Thursday, September 21, 2006

As I walked back from Professor Brooks' office hours today, right at the corner of the academic quad I saw two squirrels copulating. I shouldn't say copulating though because it was the most sporadic and unusual attempt at procreation that I have ever seen. Needless to say, I had a Taoist moment and nonchallantly observed the two squirrels for some time. There right by some shrubs on the quad the male proceeded to mount the female for maybe a second or two. Then, as if a concussion grenade went off in the area, they both dispersed a short distance. The female began to climb a short tree, only to be followed by the male and eventually knocked right off the branch. The male then jumped down and repeated his brief moment of sexual unity, only for the two to disperse and repeat.

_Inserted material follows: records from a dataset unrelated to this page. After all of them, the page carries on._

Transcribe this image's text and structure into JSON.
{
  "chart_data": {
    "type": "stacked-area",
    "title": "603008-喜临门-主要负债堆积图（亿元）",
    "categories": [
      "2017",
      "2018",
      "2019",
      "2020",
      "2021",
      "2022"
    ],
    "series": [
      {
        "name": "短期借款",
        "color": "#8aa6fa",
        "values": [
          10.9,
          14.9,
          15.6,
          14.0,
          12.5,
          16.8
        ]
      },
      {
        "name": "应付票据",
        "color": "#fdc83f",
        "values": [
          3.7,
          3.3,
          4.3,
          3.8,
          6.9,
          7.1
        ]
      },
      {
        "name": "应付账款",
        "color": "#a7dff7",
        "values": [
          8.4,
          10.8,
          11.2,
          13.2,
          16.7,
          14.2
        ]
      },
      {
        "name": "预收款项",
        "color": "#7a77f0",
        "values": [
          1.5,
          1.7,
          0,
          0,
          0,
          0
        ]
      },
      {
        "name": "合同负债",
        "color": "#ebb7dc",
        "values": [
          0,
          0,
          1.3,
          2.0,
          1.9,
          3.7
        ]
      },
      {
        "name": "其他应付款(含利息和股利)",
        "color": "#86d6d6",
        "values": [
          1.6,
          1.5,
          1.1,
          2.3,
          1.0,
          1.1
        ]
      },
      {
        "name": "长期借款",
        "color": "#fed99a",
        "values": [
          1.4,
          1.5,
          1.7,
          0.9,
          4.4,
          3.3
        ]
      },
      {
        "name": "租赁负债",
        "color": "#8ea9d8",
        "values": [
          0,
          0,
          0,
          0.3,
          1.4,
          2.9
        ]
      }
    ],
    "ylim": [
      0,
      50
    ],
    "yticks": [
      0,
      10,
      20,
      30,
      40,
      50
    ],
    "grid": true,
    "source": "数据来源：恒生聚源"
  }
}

This fascinated me. These squirrels had absoultely no idea what they were doing, nor did they have any sense of propriety as to how to go about the act. But how could they, being simple mammals and lacking the cranial capacity that humans have? All they have is instincts to guide them and nothing more. It was then that I established a relationship from what I saw to what we covered in class that day:

The essence of being human is the ability to engage in a choosing process. Everything is a desire that expresses itself in the process of legitimization, which is pragmatic and transcending. That is to say that humans can rationalize–we can make educated decisions if we so choose to, but even that is a choice. Animals do not possess this ability to choose–they were not endowed with a higher intelligence that allows them do anything but respond to their surroundings. Basically, humans are free in a way that allows us not to be bond to our instincts like other entities. But even this comes at a price. As ignorance is bliss (correction–a narrow horizon of ignorance), what then do we make of knowledge and the ability to choose? We make nothing of it, only we utilize it. In this way do we further humanize ourselves. We reduce our path empirically to managable behavior–benefits and losses. This reductive view allows us to cope with our extreme boon of the ability to choose. However, when you supress your ideas and values because it's easy to you so, you become a political being subject to the dictation of others. This is clearly delusional, yet many people do it. We do it because humans are spiritual beings and it is difficult to expand in a contracting world, however pragmatic it might seem. The spiritual journey is the quest for the unknown. As humans are in desperate need of achieving some sort of certainty, though it is impossible and at best it is an optimal probability, the reduce their world to pragmatic means. We want security over ambiguity, but that is the peril of desire. What's at stake, however, is how we legitimize that desire and if we deceive ourselves through reduction or expand our world past empirical levels.